Os médicos colocaram o menino em um ventilador e começaram um esforço frenético para descobrir o que estava errado. Eles descobriram nadando no fluido cerebrospinal do garoto um organismo que deixava pouca esperança, chamado de Naegleria fowleri, mais conhecida como a “ameba comedora de cérebro“.

Era o terceiro caso que o Dr. Dennis Conrad, especialista em doenças infecciosas pediátricas, então no Hospital Universitário de San Antonio, via em sua carreira.
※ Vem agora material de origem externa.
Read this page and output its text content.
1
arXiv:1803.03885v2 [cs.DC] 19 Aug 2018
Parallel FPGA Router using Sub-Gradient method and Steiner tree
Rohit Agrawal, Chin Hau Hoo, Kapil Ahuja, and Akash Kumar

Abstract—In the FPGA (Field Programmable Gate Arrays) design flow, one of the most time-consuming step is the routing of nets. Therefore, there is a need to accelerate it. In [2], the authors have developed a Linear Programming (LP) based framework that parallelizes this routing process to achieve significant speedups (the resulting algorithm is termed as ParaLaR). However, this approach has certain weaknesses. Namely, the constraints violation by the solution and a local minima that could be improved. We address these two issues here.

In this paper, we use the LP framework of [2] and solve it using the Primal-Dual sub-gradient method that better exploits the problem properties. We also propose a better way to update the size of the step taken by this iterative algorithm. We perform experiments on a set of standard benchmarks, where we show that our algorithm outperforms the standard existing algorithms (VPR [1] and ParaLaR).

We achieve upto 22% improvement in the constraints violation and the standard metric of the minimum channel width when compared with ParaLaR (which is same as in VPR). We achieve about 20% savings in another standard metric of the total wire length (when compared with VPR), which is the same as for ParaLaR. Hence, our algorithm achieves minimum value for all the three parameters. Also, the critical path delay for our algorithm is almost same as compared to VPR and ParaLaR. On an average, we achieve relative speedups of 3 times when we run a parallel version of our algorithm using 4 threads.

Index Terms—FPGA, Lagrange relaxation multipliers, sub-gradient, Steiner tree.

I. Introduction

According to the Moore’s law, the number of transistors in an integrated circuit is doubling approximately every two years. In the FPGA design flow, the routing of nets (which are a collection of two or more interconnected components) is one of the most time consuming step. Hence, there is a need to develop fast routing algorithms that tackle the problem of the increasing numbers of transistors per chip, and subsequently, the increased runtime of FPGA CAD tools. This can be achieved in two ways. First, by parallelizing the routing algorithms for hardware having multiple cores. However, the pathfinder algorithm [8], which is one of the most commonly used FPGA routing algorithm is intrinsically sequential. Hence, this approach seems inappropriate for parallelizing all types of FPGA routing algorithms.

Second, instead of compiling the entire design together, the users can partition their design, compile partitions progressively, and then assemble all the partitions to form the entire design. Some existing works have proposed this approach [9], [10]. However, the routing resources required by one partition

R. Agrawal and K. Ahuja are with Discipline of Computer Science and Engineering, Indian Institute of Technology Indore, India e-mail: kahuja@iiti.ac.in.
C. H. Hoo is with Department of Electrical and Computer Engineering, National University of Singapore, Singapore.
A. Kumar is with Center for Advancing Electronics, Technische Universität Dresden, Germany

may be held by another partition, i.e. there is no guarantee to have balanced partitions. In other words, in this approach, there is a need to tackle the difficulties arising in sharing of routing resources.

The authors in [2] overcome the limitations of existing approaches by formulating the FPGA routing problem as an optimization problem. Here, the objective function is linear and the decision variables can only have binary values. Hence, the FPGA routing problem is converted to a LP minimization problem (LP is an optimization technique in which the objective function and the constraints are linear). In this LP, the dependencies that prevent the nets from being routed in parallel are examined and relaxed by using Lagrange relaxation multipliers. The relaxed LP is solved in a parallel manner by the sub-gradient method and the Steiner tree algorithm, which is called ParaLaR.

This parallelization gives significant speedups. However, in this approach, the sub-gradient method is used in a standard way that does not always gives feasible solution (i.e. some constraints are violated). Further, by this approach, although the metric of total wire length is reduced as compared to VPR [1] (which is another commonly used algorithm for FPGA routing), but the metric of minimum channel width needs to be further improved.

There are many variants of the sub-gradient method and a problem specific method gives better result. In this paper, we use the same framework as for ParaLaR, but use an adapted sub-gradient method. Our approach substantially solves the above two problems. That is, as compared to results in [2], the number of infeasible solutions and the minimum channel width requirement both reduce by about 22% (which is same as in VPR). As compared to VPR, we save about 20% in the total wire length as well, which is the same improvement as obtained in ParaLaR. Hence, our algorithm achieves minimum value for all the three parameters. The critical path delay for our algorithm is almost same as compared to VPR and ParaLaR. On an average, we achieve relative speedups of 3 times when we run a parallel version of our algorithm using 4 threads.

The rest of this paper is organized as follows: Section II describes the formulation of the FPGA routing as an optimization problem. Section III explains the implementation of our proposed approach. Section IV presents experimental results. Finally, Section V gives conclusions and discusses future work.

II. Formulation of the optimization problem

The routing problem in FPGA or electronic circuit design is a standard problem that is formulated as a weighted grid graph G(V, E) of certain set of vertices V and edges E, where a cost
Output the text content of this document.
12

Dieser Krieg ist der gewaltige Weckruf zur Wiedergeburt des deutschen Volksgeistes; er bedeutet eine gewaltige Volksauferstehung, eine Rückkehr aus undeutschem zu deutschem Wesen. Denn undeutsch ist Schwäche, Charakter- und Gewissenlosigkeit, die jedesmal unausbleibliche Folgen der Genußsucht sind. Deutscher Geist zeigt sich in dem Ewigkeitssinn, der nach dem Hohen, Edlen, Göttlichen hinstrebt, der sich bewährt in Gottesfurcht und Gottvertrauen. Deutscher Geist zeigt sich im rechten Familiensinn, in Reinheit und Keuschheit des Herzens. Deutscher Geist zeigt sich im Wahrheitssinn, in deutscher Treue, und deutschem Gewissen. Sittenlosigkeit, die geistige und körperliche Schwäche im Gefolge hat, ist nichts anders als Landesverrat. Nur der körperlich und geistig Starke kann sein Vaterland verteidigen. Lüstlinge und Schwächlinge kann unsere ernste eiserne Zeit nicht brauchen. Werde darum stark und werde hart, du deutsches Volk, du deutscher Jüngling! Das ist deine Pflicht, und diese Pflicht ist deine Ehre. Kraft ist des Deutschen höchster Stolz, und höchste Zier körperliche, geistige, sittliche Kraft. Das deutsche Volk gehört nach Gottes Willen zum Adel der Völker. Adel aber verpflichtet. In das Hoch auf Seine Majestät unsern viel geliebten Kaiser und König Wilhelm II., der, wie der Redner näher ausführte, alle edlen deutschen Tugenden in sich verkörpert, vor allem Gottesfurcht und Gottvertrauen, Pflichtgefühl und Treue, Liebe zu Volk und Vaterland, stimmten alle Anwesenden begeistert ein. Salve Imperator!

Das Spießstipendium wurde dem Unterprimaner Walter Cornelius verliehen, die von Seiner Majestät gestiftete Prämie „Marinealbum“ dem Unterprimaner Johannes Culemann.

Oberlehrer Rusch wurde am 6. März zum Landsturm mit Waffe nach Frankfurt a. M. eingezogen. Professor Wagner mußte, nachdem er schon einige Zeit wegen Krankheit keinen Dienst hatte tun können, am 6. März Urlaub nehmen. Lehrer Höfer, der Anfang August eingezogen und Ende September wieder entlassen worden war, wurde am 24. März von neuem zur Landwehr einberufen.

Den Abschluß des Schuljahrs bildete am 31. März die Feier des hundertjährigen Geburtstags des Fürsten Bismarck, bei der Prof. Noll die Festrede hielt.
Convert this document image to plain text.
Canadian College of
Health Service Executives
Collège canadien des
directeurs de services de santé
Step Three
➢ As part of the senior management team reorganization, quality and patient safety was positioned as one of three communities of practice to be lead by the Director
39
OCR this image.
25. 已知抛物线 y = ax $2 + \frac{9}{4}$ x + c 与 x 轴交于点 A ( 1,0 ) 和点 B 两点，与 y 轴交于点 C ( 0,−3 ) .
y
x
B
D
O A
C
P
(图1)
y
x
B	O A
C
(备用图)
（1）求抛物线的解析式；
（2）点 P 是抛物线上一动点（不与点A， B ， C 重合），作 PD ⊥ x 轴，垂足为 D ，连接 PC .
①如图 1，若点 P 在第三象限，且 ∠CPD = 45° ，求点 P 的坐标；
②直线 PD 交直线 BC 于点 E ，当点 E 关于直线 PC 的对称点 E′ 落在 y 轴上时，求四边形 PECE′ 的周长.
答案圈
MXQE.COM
Os outros dois pacientes haviam morrido.

No entanto, Conrad havia lido recentemente que uma nova opção de medicamento, a miltefosina, havia sido aprovada como tratamento experimental para infecções por N. fowleri. Ele adicionou o medicamento ao regime do menino, que já incluía outros antimicrobianos e anti-inflamatórios.

“É como jogar a pia da cozinha,” disse Conrad ao Live Science. “É uma doença ruim, e você a ataca com tudo o que pode pensar.”

O prognóstico do menino era sombrio. Ele estava doente há cinco dias antes de chegar a San Antonio, e a maioria das pessoas que contrai uma infecção por N. fowleri morre cerca de cinco dias após o início dos sintomas. Segundo os Centros de Controle e Prevenção de Doenças (CDC), houve 157 casos humanos confirmados de infecção por N. fowleri nos Estados Unidos entre 1962 e 2022. Quatro sobreviveram.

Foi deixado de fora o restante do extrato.